Another documentary arrives next with The Textures of Timeline. It fills 18 minutes and 17 seconds and uses the same format as the prior show. We get notes from Donner, Shuler Donner, Guyett, costume designer Jenny Beavan, Anna Friel, Paul Walker, Frances O’Connor, Neal McDonough, key armorer Simon Atherton, visual consultant Tom Sanders, production designer Dan Dorrance, and composer Brian Tyler. We learn about costumes, set and prop design, visual effects and the movie’s look, sets and locations, and the score. A tight little show, this one runs through the various topics quickly but gives us a good impression of each.
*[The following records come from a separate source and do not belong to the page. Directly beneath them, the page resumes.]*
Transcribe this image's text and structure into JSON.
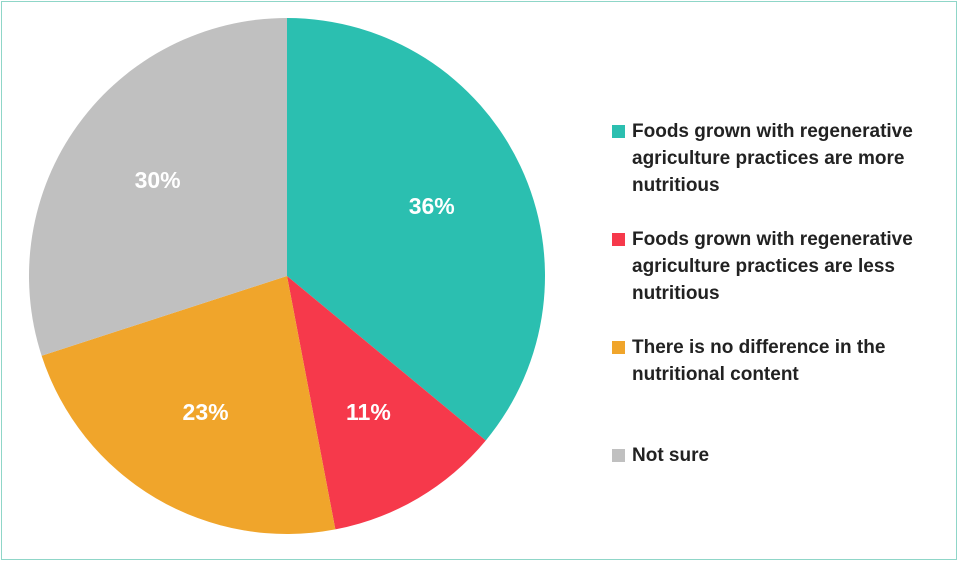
{
  "chart_data": {
    "type": "pie",
    "title": "",
    "slices": [
      {
        "label": "Foods grown with regenerative agriculture practices are more nutritious",
        "value": 36,
        "display": "36%",
        "color": "#2bbfb0"
      },
      {
        "label": "Foods grown with regenerative agriculture practices are less nutritious",
        "value": 11,
        "display": "11%",
        "color": "#f6394b"
      },
      {
        "label": "There is no difference in the nutritional content",
        "value": 23,
        "display": "23%",
        "color": "#f0a52b"
      },
      {
        "label": "Not sure",
        "value": 30,
        "display": "30%",
        "color": "#c0c0c0"
      }
    ],
    "start_angle": "12 o'clock",
    "direction": "clockwise",
    "legend_position": "right"
  }
}
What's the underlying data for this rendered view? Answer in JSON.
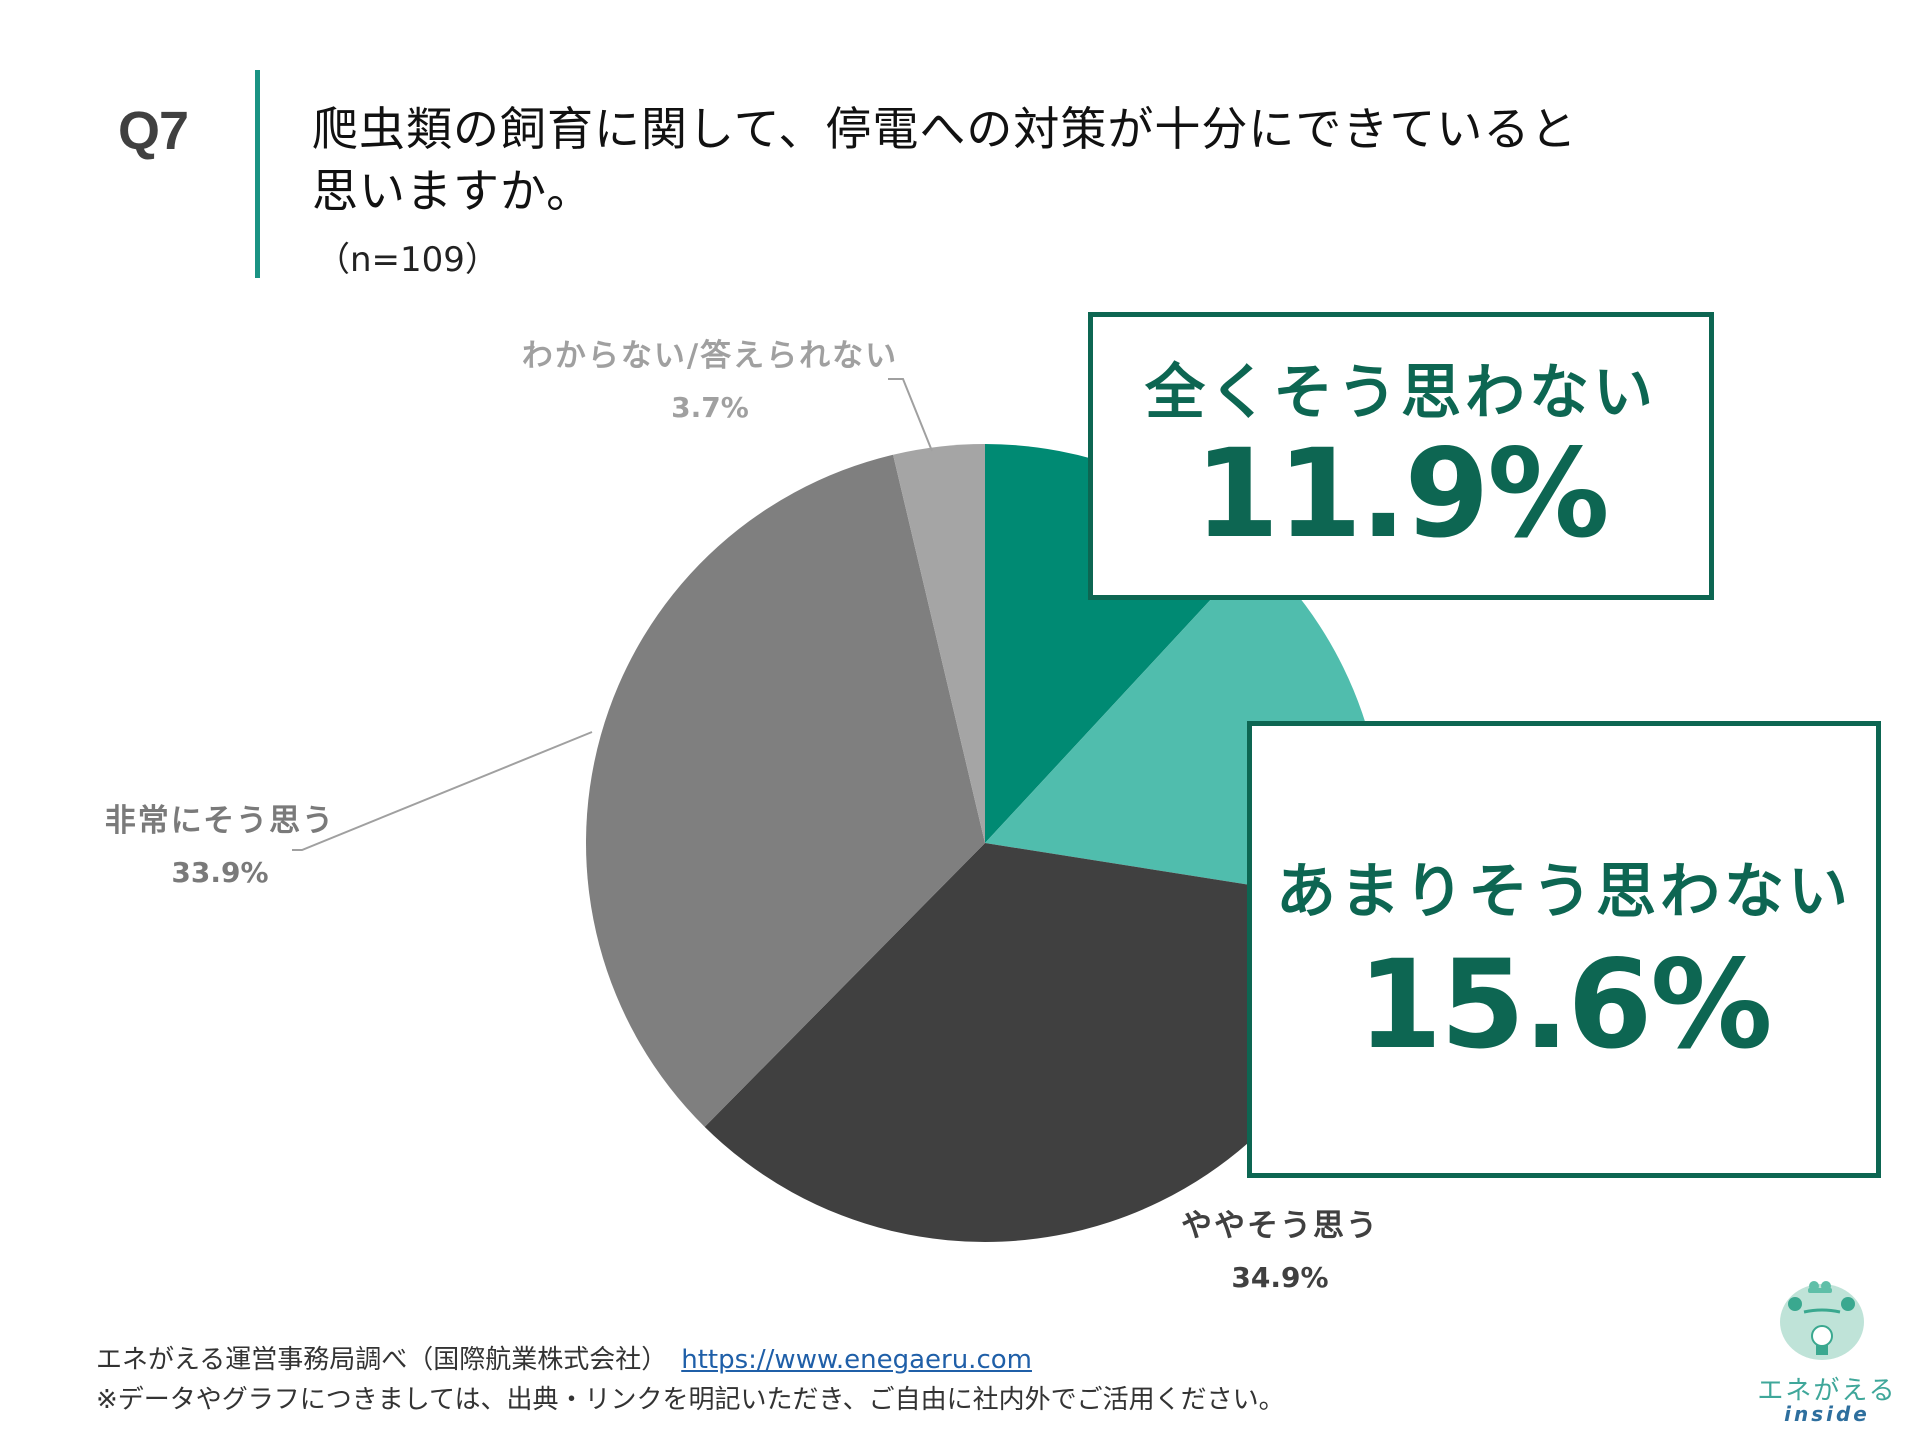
{
  "header": {
    "question_number": "Q7",
    "title_line1": "爬虫類の飼育に関して、停電への対策が十分にできていると",
    "title_line2": "思いますか。",
    "sample_size": "（n=109）"
  },
  "callouts": [
    {
      "label": "全くそう思わない",
      "value": "11.9%"
    },
    {
      "label": "あまりそう思わない",
      "value": "15.6%"
    }
  ],
  "labels": {
    "unknown": {
      "label": "わからない/答えられない",
      "value": "3.7%"
    },
    "strongly_agree": {
      "label": "非常にそう思う",
      "value": "33.9%"
    },
    "somewhat_agree": {
      "label": "ややそう思う",
      "value": "34.9%"
    }
  },
  "footer": {
    "source": "エネがえる運営事務局調べ（国際航業株式会社）",
    "link_text": "https://www.enegaeru.com",
    "note": "※データやグラフにつきましては、出典・リンクを明記いただき、ご自由に社内外でご活用ください。"
  },
  "logo": {
    "name": "エネがえる",
    "sub": "inside"
  },
  "colors": {
    "accent": "#0d6652",
    "bar": "#1a9383",
    "slice_not_at_all": "#008a73",
    "slice_not_much": "#50bdad",
    "slice_somewhat": "#404040",
    "slice_strongly": "#7f7f7f",
    "slice_unknown": "#a5a5a5"
  },
  "chart_data": {
    "type": "pie",
    "title": "爬虫類の飼育に関して、停電への対策が十分にできていると思いますか。",
    "subtitle": "（n=109）",
    "start_angle": "12 o'clock, clockwise",
    "categories": [
      "全くそう思わない",
      "あまりそう思わない",
      "ややそう思う",
      "非常にそう思う",
      "わからない/答えられない"
    ],
    "values": [
      11.9,
      15.6,
      34.9,
      33.9,
      3.7
    ],
    "unit": "%",
    "colors": [
      "#008a73",
      "#50bdad",
      "#404040",
      "#7f7f7f",
      "#a5a5a5"
    ],
    "n": 109
  }
}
It provides adequate exploration and meshes behind the scenes shots with interviews to become informative and illuminating.

In addition to two trailers for Timeline, the DVD includes some Previews. This area presents ads for Sky Captain and the World of Tomorrow, The Spongebob Squarepants Movie, Paycheck, The Perfect Score and The Stepford Wives. As usual, Paramount includes English and French subtitles for the majority of the visual extras.

Timeline had the potential to be fun and exciting, but unfortunately, it ended up as a muddled mess. The film turned a simple story into something almost incomprehensible and failed to deliver enough action and drama to make it watchable. The DVD offered generally solid picture and sound with a small but useful and entertaining set of supplements. Fans will be happy with this mostly well-executed DVD, but I can’t recommend it to anyone else.